L’économie tunisienne souffre moins d’un manque de moyens que d’un excès de désordre. Nos villes en sont la preuve : chaque erreur d’aménagement, chaque espace public mal conçu, chaque infrastructure inachevée est une fuite invisible des deniers de l’État.
L’architecture, loin d’être un luxe, est l’économie du réel – celle qui relie l’usage, le sens et la durée.
L’économie, c’est aussi une architecture
Toute économie devrait être un acte d’architecture : ordonner, prévoir, équilibrer. Mais en Tunisie, on a confié la conception du territoire à des gestionnaires qui comptent sans comprendre. Les architectes ne réclament pas des privilèges : ils réclament qu’on cesse de confondre gestion et vision. Car une ville mal pensée coûte plus cher qu’une ville bien bâtie. Les erreurs spatiales sont les déficits invisibles de la République.
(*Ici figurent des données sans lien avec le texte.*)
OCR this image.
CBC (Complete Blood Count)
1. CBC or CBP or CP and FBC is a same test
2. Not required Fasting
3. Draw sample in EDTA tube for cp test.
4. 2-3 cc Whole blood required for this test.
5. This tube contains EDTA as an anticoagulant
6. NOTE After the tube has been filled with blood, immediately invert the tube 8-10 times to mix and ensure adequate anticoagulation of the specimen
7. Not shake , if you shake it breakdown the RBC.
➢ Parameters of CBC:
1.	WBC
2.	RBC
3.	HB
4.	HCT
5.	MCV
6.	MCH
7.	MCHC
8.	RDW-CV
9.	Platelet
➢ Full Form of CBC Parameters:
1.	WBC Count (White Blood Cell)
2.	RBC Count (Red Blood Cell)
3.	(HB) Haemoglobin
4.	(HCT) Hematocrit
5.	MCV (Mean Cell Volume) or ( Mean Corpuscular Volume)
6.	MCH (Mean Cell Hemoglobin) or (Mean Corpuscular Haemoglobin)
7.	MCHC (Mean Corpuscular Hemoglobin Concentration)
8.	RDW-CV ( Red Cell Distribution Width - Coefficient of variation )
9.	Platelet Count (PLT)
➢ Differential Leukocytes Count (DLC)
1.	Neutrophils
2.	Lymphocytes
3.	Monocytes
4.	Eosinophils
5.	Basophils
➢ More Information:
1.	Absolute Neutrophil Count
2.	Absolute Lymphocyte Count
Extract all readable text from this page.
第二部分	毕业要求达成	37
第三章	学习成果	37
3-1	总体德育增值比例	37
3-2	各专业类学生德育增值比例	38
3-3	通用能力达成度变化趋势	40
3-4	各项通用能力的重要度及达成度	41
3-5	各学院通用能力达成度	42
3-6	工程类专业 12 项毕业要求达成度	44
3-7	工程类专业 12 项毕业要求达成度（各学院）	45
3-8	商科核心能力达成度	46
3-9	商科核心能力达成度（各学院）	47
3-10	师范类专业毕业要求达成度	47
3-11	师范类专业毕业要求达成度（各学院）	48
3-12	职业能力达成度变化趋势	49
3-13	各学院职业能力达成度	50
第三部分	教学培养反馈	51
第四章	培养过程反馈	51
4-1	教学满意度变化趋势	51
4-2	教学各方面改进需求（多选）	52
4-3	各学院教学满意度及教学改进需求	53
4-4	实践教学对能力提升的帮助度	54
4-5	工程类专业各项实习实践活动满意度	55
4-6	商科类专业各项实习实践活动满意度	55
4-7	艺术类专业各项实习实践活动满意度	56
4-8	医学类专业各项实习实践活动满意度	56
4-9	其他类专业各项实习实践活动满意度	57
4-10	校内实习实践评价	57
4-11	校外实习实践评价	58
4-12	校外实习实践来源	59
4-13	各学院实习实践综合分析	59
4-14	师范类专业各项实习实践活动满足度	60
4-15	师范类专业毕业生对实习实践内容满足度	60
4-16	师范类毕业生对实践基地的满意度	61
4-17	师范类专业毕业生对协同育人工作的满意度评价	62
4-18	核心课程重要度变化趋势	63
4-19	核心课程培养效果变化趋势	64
L’État dépense beaucoup pour penser peu
L’État tunisien agit trop souvent comme un particulier : il veut tout, vite et à moindre coût. Mais ce “moins cher” est un mirage : la précipitation, la sous-qualité, les appels d’offres sans suivi créent des pertes durables. Le gâchis économique est structurel, pas accidentel. Chaque rond-point inutile, chaque trottoir refait trois fois, chaque immeuble administratif vide est un budget de la négligence. On croit économiser, mais on multiplie les réparations. La vraie économie n’est pas celle des coupes budgétaires : c’est celle du sens durable. Quand un espace fonctionne, il rapporte en dignité, en fluidité, en énergie humaine. Quand il dysfonctionne, il épuise et il coûte.
Halfaouine et Bab Souika : leçon d’économie urbaine
Prenons deux lieux voisins, deux visages d’une même ville : Halfaouine et Bab Souika. La première incarne la réussite discrète d’une mésoéconomie urbaine; la seconde, son échec contemporain.
Halfaouine est un modèle de cohérence. Elle régule depuis des décennies la circulation des personnes, des biens et des échanges dans une harmonie naturelle. Ici, l’économie n’est pas calculée : elle est vécue. L’espace parle le langage du lien. La place, par sa conception, a su conjuguer le mouvement et la mémoire, le commerce et la convivialité. Chaque pas y a un sens, chaque façade une intention, chaque ombre une fonction. C’est cela l’économie réelle – une architecture du rythme et de la mesure.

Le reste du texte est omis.